O Estado de S.Paulo

09/05/95

Internet, nova mente?

 

HENRIQUE SCHÜTZER DEL NERO

 

 

 

 

Navegar é o nome do processo de busca de informação nas redes de computadores reunidas na Internet. Criar é a máxima que justifica a vida. A expansão dos limites à criação, agora globalizados, pode fazer nascer novos conceitos. Talvez criemos uma nova era nas relações mundiais. Talvez tenhamos saneamento básico, soluções para a fome, educação e participação. É preciso refletir, porém, sobre as armadilhas que a rede acoberta.

A maravilha da tecnologia criou o computador e agora conecta o mundo num mesmo locus virtual. Virtual porque em todo lugar e em lugar algum. Onde houver dois ou mais micros conectados em seu nome, lá estará essa divindade etérea do século 21.

Utopia também designa lugar algum.
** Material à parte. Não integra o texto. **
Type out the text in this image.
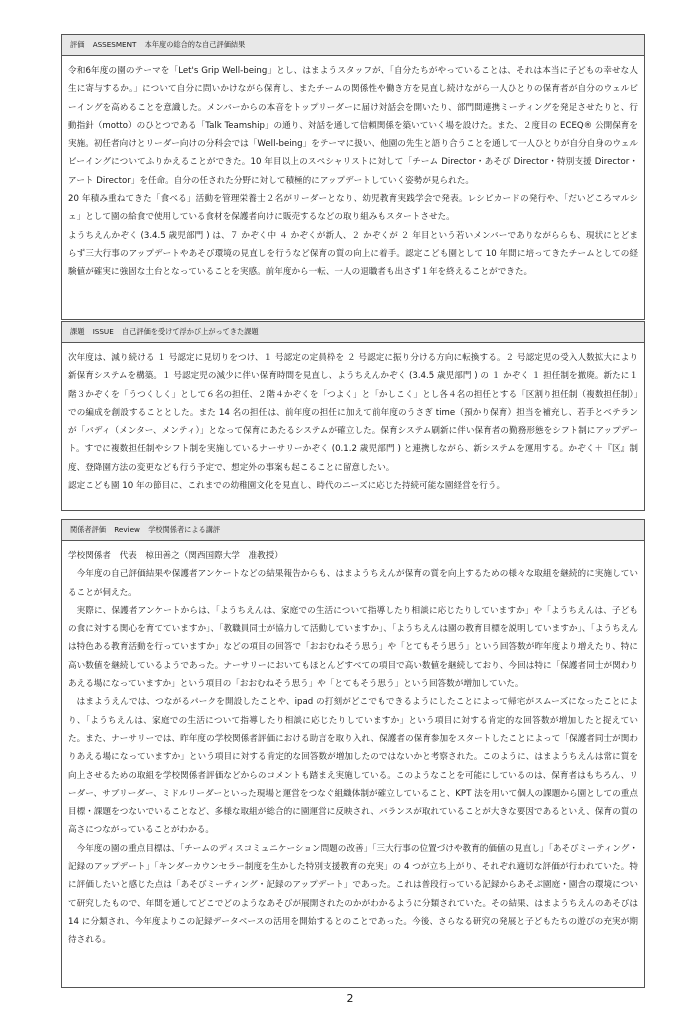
評価 ASSESMENT 本年度の総合的な自己評価結果

令和6年度の園のテーマを「Let's Grip Well-being」とし、はまようスタッフが、「自分たちがやっていることは、それは本当に子どもの幸せな人生に寄与するか。」について自分に問いかけながら保育し、またチームの関係性や働き方を見直し続けながら一人ひとりの保育者が自分のウェルビーイングを高めることを意識した。メンバーからの本音をトップリーダーに届け対話会を開いたり、部門間連携ミーティングを発足させたりと、行動指針（motto）のひとつである「Talk Teamship」の通り、対話を通して信頼関係を築いていく場を設けた。また、２度目の ECEQ® 公開保育を実施。初任者向けとリーダー向けの分科会では「Well-being」をテーマに扱い、他園の先生と語り合うことを通して一人ひとりが自分自身のウェルビーイングについてふりかえることができた。10 年目以上のスペシャリストに対して「チーム Director・あそび Director・特別支援 Director・アート Director」を任命。自分の任された分野に対して積極的にアップデートしていく姿勢が見られた。

20 年積み重ねてきた「食べる」活動を管理栄養士２名がリーダーとなり、幼児教育実践学会で発表。レシピカードの発行や、「だいどころマルシェ」として園の給食で使用している食材を保護者向けに販売するなどの取り組みもスタートさせた。

ようちえんかぞく (3.4.5 歳児部門 ) は、７ かぞく中 ４ かぞくが新人、２ かぞくが ２ 年目という若いメンバーでありながららも、現状にとどまらず三大行事のアップデートやあそび環境の見直しを行うなど保育の質の向上に着手。認定こども園として 10 年間に培ってきたチームとしての経験値が確実に強固な土台となっていることを実感。前年度から一転、一人の退職者も出さず１年を終えることができた。

課題 ISSUE 自己評価を受けて浮かび上がってきた課題

次年度は、減り続ける １ 号認定に見切りをつけ、１ 号認定の定員枠を ２ 号認定に振り分ける方向に転換する。２ 号認定児の受入人数拡大により新保育システムを構築。１ 号認定児の減少に伴い保育時間を見直し、ようちえんかぞく (3.4.5 歳児部門 ) の １ かぞく １ 担任制を撤廃。新たに１階３かぞくを「うつくしく」として６名の担任、２階４かぞくを「つよく」と「かしこく」とし各４名の担任とする「区割り担任制（複数担任制）」での編成を創設することとした。また 14 名の担任は、前年度の担任に加えて前年度のうさぎ time（預かり保育）担当を補充し、若手とベテランが「バディ（メンター、メンティ）」となって保育にあたるシステムが確立した。保育システム刷新に伴い保育者の勤務形態をシフト制にアップデート。すでに複数担任制やシフト制を実施しているナーサリーかぞく (0.1.2 歳児部門 ) と連携しながら、新システムを運用する。かぞく＋『区』制度、登降園方法の変更なども行う予定で、想定外の事案も起こることに留意したい。

認定こども園 10 年の節目に、これまでの幼稚園文化を見直し、時代のニーズに応じた持続可能な園経営を行う。

関係者評価 Review 学校関係者による講評

学校関係者　代表　椋田善之（関西国際大学　准教授）

今年度の自己評価結果や保護者アンケートなどの結果報告からも、はまようちえんが保育の質を向上するための様々な取組を継続的に実施していることが伺えた。

実際に、保護者アンケートからは、「ようちえんは、家庭での生活について指導したり相談に応じたりしていますか」や「ようちえんは、子どもの食に対する関心を育てていますか」、「教職員同士が協力して活動していますか」、「ようちえんは園の教育目標を説明していますか」、「ようちえんは特色ある教育活動を行っていますか」などの項目の回答で「おおむねそう思う」や「とてもそう思う」という回答数が昨年度より増えたり、特に高い数値を継続しているようであった。ナーサリーにおいてもほとんどすべての項目で高い数値を継続しており、今回は特に「保護者同士が関わりあえる場になっていますか」という項目の「おおむねそう思う」や「とてもそう思う」という回答数が増加していた。

はまようえんでは、つながるパークを開設したことや、ipad の打刻がどこでもできるようにしたことによって帰宅がスムーズになったことにより、「ようちえんは、家庭での生活について指導したり相談に応じたりしていますか」という項目に対する肯定的な回答数が増加したと捉えていた。また、ナーサリーでは、昨年度の学校関係者評価における助言を取り入れ、保護者の保育参加をスタートしたことによって「保護者同士が関わりあえる場になっていますか」という項目に対する肯定的な回答数が増加したのではないかと考察された。このように、はまようちえんは常に質を向上させるための取組を学校関係者評価などからのコメントも踏まえ実施している。このようなことを可能にしているのは、保育者はもちろん、リーダー、サブリーダー、ミドルリーダーといった現場と運営をつなぐ組織体制が確立していること、KPT 法を用いて個人の課題から園としての重点目標・課題をつないでいることなど、多様な取組が総合的に園運営に反映され、バランスが取れていることが大きな要因であるといえ、保育の質の高さにつながっていることがわかる。

今年度の園の重点目標は、「チームのディスコミュニケーション問題の改善」「三大行事の位置づけや教育的価値の見直し」「あそびミーティング・記録のアップデート」「キンダーカウンセラー制度を生かした特別支援教育の充実」の 4 つが立ち上がり、それぞれ適切な評価が行われていた。特に評価したいと感じた点は「あそびミーティング・記録のアップデート」であった。これは普段行っている記録からあそぶ園庭・園舎の環境について研究したもので、年間を通してどこでどのようなあそびが展開されたのかがわかるように分類されていた。その結果、はまようちえんのあそびは 14 に分類され、今年度よりこの記録データベースの活用を開始するとのことであった。今後、さらなる研究の発展と子どもたちの遊びの充実が期待される。

2
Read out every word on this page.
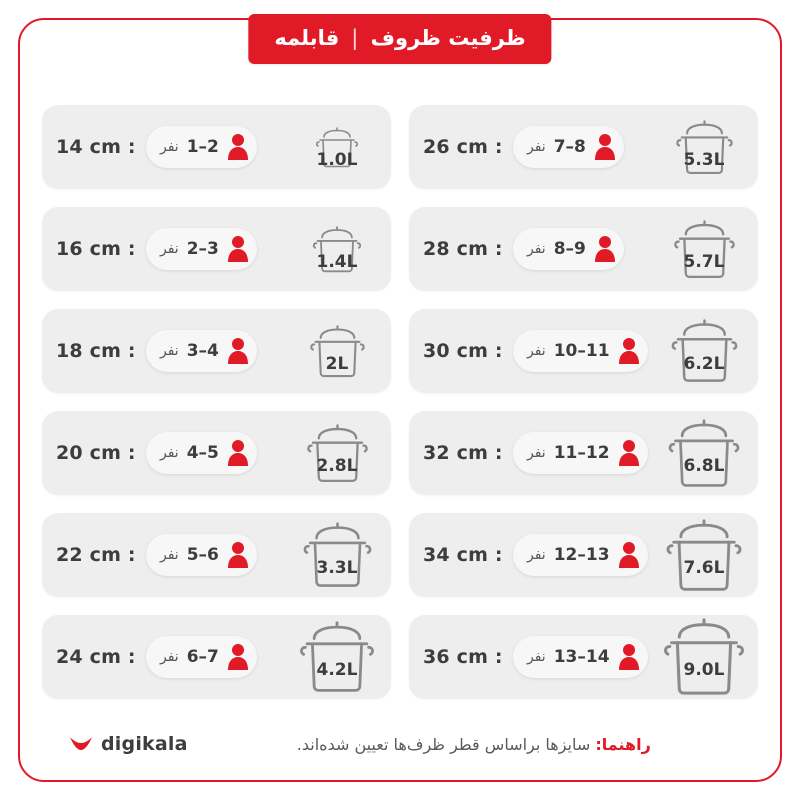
ظرفیت ظروف
|
قابلمه
14 cm :	1–2
نفر
1.0L
16 cm :	2–3
نفر
1.4L
18 cm :	3–4
نفر
2L
20 cm :	4–5
نفر
2.8L
22 cm :	5–6
نفر
3.3L
24 cm :	6–7
نفر
4.2L
26 cm :	7–8
نفر
5.3L
28 cm :	8–9
نفر
5.7L
30 cm :	10–11
نفر
6.2L
32 cm :	11–12
نفر
6.8L
34 cm :	12–13
نفر
7.6L
36 cm :	13–14
نفر
9.0L
digikala	راهنما: سایزها براساس قطر ظرف‌ها تعیین شده‌اند.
A rede virtual recria a utopia da liberdade, igualdade e fraternidade via satélite. Utopia de um espaço sem fronteira, da evanescência do Estado, do indivíduo, das amarras totalitárias da censura ao direito de reunião. A realidade não terá mais corpo físico, nem distância, nem tempo. Instantânea, propiciará qualquer reunião, por isso mesmo talvez as extinga. Confraternização máxima que, no limite, pode se desfazer enquanto tal. Homogeneidade que heterogeniza, igualdade que distingue, proximidade que distancia.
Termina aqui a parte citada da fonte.